An Ideological History Of Early Christianity
I submitted an epically-long (6000+ words) post to an intellectual website (now offline) on the topic of Christianity in Ancient Rome. It was very interesting to research and to write about — I love mentally vacationing in the ancient world, and the story turned out to have many twists I wasn’t previously aware of.
Jerusalem and the surrounding province of Judaea have been part of the Roman Empire for over 90 years. For the Jews, though, the Romans are merely the latest empire in a long series of foreign rulers. The bones of Egyptian, Assyrian, Babylonian and Persian conquerors lie buried beneath the ground upon which the Roman legionaries now walk.
Over two centuries prior to the Roman conquest, Alexander the Great had led an army of Greek hoplites southward down the eastern coast of the Mediterranean, taking Judaea — then known as the Persian province of Yehud — on his way to conquer Egypt, where he celebrated his victory by founding a city in his own name. By AD 33, Alexandria has grown to become the second largest city in the Roman Empire and, with its famous libraries and schools of Greek philosophy, a major cultural and intellectual centre. It’s a true cosmopolis: a world city.

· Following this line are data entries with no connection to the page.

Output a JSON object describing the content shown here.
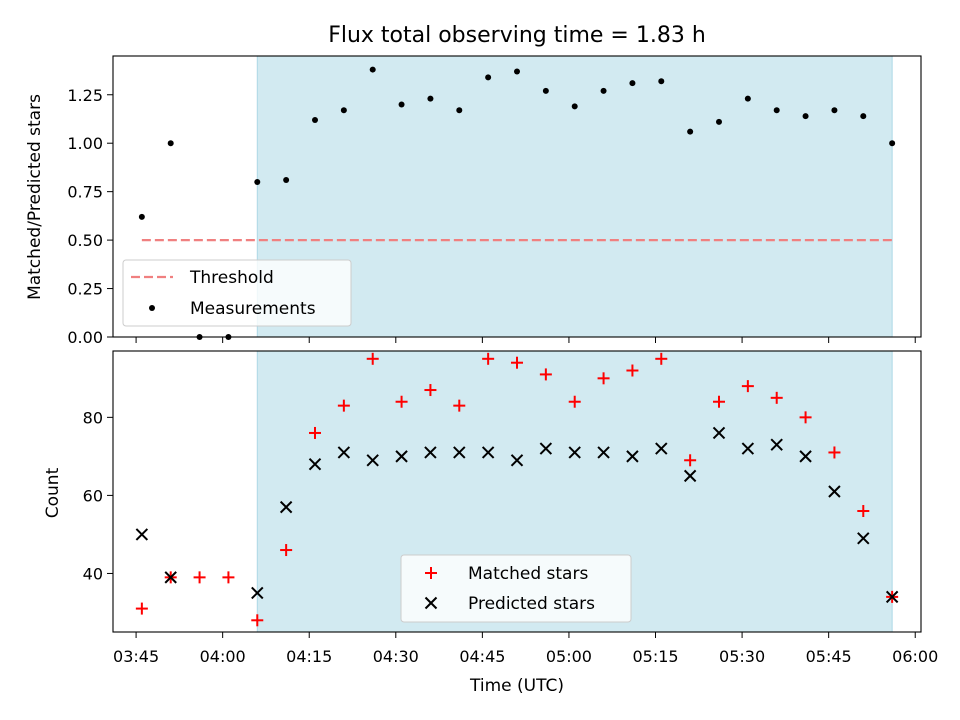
{
  "title": "Flux total observing time = 1.83 h",
  "colors": {
    "shade": "#add8e6",
    "threshold": "#f08080",
    "matched": "#ff0000",
    "predicted": "#000000",
    "points": "#000000"
  },
  "chart_data": [
    {
      "type": "scatter",
      "panel": "top",
      "title": "Flux total observing time = 1.83 h",
      "xlabel": "",
      "ylabel": "Matched/Predicted stars",
      "xlim": [
        "03:41",
        "06:01"
      ],
      "ylim": [
        0,
        1.45
      ],
      "yticks": [
        "0.00",
        "0.25",
        "0.50",
        "0.75",
        "1.00",
        "1.25"
      ],
      "shaded_x_range": [
        "04:06",
        "05:56"
      ],
      "legend_position": "lower-left",
      "threshold": {
        "name": "Threshold",
        "value": 0.5,
        "x_range": [
          "03:46",
          "05:56"
        ],
        "style": "dashed"
      },
      "series": [
        {
          "name": "Measurements",
          "x": [
            "03:46",
            "03:51",
            "03:56",
            "04:01",
            "04:06",
            "04:11",
            "04:16",
            "04:21",
            "04:26",
            "04:31",
            "04:36",
            "04:41",
            "04:46",
            "04:51",
            "04:56",
            "05:01",
            "05:06",
            "05:11",
            "05:16",
            "05:21",
            "05:26",
            "05:31",
            "05:36",
            "05:41",
            "05:46",
            "05:51",
            "05:56"
          ],
          "y": [
            0.62,
            1.0,
            0.0,
            0.0,
            0.8,
            0.81,
            1.12,
            1.17,
            1.38,
            1.2,
            1.23,
            1.17,
            1.34,
            1.37,
            1.27,
            1.19,
            1.27,
            1.31,
            1.32,
            1.06,
            1.11,
            1.23,
            1.17,
            1.14,
            1.17,
            1.14,
            1.0
          ]
        }
      ]
    },
    {
      "type": "scatter",
      "panel": "bottom",
      "xlabel": "Time (UTC)",
      "ylabel": "Count",
      "xlim": [
        "03:41",
        "06:01"
      ],
      "ylim": [
        25,
        97
      ],
      "xticks": [
        "03:45",
        "04:00",
        "04:15",
        "04:30",
        "04:45",
        "05:00",
        "05:15",
        "05:30",
        "05:45",
        "06:00"
      ],
      "yticks": [
        "40",
        "60",
        "80"
      ],
      "shaded_x_range": [
        "04:06",
        "05:56"
      ],
      "legend_position": "lower-center",
      "series": [
        {
          "name": "Matched stars",
          "marker": "+",
          "x": [
            "03:46",
            "03:51",
            "03:56",
            "04:01",
            "04:06",
            "04:11",
            "04:16",
            "04:21",
            "04:26",
            "04:31",
            "04:36",
            "04:41",
            "04:46",
            "04:51",
            "04:56",
            "05:01",
            "05:06",
            "05:11",
            "05:16",
            "05:21",
            "05:26",
            "05:31",
            "05:36",
            "05:41",
            "05:46",
            "05:51",
            "05:56"
          ],
          "y": [
            31,
            39,
            39,
            39,
            28,
            46,
            76,
            83,
            95,
            84,
            87,
            83,
            95,
            94,
            91,
            84,
            90,
            92,
            95,
            69,
            84,
            88,
            85,
            80,
            71,
            56,
            34
          ]
        },
        {
          "name": "Predicted stars",
          "marker": "x",
          "x": [
            "03:46",
            "03:51",
            "04:06",
            "04:11",
            "04:16",
            "04:21",
            "04:26",
            "04:31",
            "04:36",
            "04:41",
            "04:46",
            "04:51",
            "04:56",
            "05:01",
            "05:06",
            "05:11",
            "05:16",
            "05:21",
            "05:26",
            "05:31",
            "05:36",
            "05:41",
            "05:46",
            "05:51",
            "05:56"
          ],
          "y": [
            50,
            39,
            35,
            57,
            68,
            71,
            69,
            70,
            71,
            71,
            71,
            69,
            72,
            71,
            71,
            70,
            72,
            65,
            76,
            72,
            73,
            70,
            61,
            49,
            34
          ]
        }
      ]
    }
  ]
}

I’d been intending to make this the first in a series on ideas and ideologies, and was going to look next at the Republic of Letters (the international intellectual community which kick-started the Enlightenment) and then maybe something about government manipulation of information online. Basically, trying to improve my own understanding of how ideas spread and were controlled throughout history, but not looking in huge detail at the ideas themselves. I’ve ended up changing direction, though, looking at some of the actual figures of the Enlightenment: the Kant-Hegel-Marx connection in particular seems like something very important to understand.